Oleh: Alif Nazzala Rizqi 21 Juni 2018 | 17:53 WIB
LSI: 13% Responden Yakin Ganjar Pranowo Terlibat Korupsi e-KTP
Gubernur Jawa Tengah Ganjar Pranowo (kanan) seusai diperiksa KPK, di Jakarta, Selasa (4/7)./ANTARA-Hafidz Mubarak A

Bisnis.com, SEMARANG - Lingkaran Survei Indonesia mengungkapkan, sekitar 13% dari 35 juta penduduk di Jateng percaya calon gubernur Jateng Ganjar Pranowo terlibat dalam kasus korupsi e KTP. 

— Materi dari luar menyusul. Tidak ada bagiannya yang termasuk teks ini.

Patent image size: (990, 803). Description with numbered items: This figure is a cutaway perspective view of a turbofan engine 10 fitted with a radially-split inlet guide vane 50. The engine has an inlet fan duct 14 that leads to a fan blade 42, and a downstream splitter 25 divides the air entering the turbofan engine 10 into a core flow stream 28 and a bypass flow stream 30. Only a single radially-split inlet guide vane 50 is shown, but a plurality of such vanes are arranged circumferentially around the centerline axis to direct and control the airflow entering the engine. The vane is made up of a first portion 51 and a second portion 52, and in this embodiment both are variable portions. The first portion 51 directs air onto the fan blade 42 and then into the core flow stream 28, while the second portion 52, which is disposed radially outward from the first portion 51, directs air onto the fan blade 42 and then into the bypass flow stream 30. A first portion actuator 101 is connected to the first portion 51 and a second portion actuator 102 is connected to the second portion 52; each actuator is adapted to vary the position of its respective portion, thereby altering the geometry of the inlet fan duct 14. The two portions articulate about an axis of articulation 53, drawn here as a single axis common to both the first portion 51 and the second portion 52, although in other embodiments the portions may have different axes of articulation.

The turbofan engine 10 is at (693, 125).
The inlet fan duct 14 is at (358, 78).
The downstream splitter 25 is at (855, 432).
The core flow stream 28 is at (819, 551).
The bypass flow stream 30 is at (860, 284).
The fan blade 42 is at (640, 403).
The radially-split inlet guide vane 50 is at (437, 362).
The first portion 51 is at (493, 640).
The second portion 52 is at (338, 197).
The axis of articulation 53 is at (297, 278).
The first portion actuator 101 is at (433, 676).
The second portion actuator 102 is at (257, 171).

Sunarto Ciptoharjono, Direktur LSKP LSI Denny JA, mengatakan Soal kasus e KTP, 74.5% masyarakat mengetahui kasus ini. Namun, hanya 13.9% yang percaya Ganjar terlibat dan 38.1% tidak yakin ganjar telibat. Hal tersebut merupakan hasil survei LSI terhadap 440 resonden, yang disampling mewakili masyarakat Jawa Tengah.

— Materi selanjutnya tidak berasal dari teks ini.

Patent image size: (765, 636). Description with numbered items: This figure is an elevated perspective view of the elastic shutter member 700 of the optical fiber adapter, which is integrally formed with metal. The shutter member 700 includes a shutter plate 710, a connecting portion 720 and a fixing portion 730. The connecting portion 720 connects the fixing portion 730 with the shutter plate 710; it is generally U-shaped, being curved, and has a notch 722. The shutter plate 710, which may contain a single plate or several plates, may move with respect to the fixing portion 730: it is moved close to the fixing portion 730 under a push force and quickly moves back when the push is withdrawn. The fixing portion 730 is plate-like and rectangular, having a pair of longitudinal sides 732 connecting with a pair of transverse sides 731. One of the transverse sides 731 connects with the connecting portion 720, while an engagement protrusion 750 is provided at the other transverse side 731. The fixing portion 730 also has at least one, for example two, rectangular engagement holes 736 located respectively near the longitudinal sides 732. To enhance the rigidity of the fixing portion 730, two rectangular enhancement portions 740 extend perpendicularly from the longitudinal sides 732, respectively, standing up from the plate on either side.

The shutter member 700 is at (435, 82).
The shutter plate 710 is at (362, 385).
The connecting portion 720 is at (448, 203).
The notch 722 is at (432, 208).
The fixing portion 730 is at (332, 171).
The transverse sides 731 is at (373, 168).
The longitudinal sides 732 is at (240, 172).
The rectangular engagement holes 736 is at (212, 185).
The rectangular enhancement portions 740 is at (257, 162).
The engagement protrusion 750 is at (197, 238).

"Sebanyak 13% responden percaya bahwa Ganjar terlibat dalam kasus korupsi KTP elektronik. Karena masyarakat saat ini cenderung lebih kritis dan paham mengenai permasalahan hukum yang melibatkan pemimpin daerah," ujar Sunarto Kamis (21/6/2018).

Meskipun cukup banyak masyarakat Jateng yang percaya mengenai keterlibatan Ganjar Pranowo dalam kasus KTP elektronik, hal tidak mengurangi kepercayaan masyarakat dalam Pilgub Jateng 2018.

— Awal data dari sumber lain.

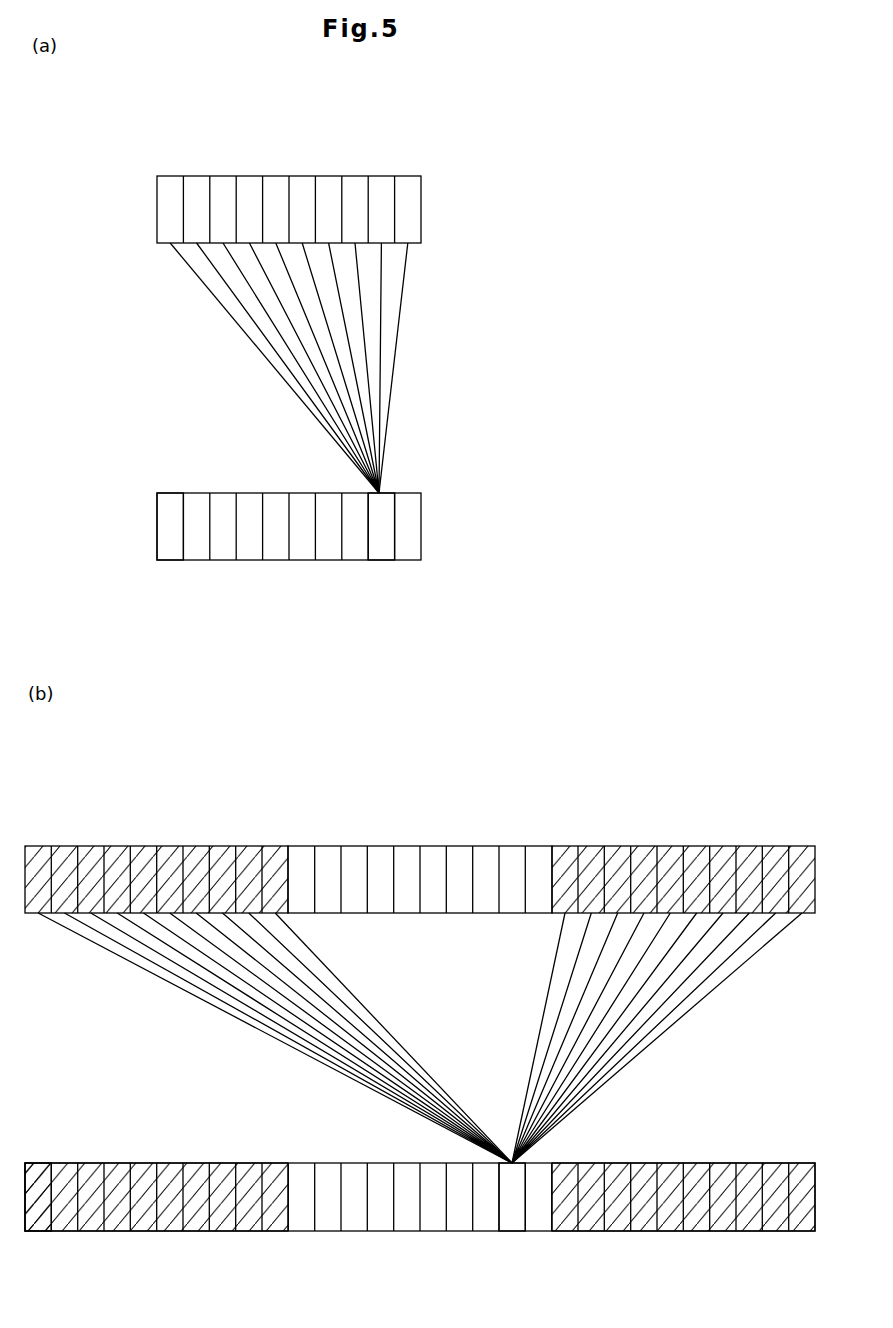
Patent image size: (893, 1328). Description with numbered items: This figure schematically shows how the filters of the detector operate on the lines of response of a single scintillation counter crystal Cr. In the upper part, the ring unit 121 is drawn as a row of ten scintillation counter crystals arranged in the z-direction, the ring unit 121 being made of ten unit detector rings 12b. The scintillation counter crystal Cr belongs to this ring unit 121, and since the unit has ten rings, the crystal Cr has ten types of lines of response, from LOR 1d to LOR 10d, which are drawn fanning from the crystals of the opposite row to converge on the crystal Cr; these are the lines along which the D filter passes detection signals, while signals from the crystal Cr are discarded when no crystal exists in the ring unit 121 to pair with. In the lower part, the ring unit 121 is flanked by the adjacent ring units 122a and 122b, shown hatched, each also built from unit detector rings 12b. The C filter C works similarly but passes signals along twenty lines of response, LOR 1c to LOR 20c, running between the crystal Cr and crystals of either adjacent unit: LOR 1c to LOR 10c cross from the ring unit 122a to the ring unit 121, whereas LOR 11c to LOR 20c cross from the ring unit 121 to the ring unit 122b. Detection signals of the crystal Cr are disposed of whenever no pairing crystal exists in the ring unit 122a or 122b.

The ring unit 121 is at (421, 168).
The ring unit 122a is at (288, 840).
The ring unit 122b is at (815, 840).
The LOR 1d is at (224, 308).
The LOR 10d is at (397, 320).
The LOR 1c is at (139, 968).
The LOR 10c is at (342, 985).
The LOR 11c is at (545, 1005).
The LOR 20c is at (750, 960).
The unit detector ring 12b is at (183, 563).
The C filter C is at (163, 492).
The scintillation counter crystal Cr is at (385, 562).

Menurut Sunarto, kasus KTP elektronik tidak akan berpengaruh signifikan dalam memecah suara masyarakat di Pilgub Jateng 2018. Sebab, warga Jateng lebih banyak yang tidak peduli akan adanya kasus KTP elektronik.

"Meski ada 13% masyarakat Jateng yang mempercayai Ganjar terlibat kasus e KTP namun lebih dari 50% masyarakat tidak peduli adanya kasus itu," tegasnya.

Sementara itu, tingkat popularitas Ganjar yang mencapai 96,6% dan Taj Yasin 56%. Sementara Sudirman Said 63,9% dan Ida Fauziyah 49,8%. Sunarto menambahkan, masyarakat juga puas dengan kinerja Ganjar yang mencapai 71,1% dan yang tidak puas hanya 21%.

Menurut Sunarto, keunggulan Ganjar juga dipengaruhi dukungan dari ormas-ormas Islam serta menguasai teritori pemilihan. "Di semua dapil Ganjar-Yasin unggul, ini karena basis PDIP di Jawa Tengah. Meski begitu, ada juga daerah yang Sudirman-Ida menonjol, yakni di Brebes, Kabupaten Pekalongan, dan Kendal," ucapnya. 

Menurut Sunarto, hampir mustahil bagi Sudirman-Ida mengejar ketertinggalan dari Ganjar-Yasin. Alasannya, waktu pencoblosan kurang dari satu minggu lagi. Dia pun memprediksi bahwa masa tenang setelah kampanye akan menjadi masa yang paling tenang.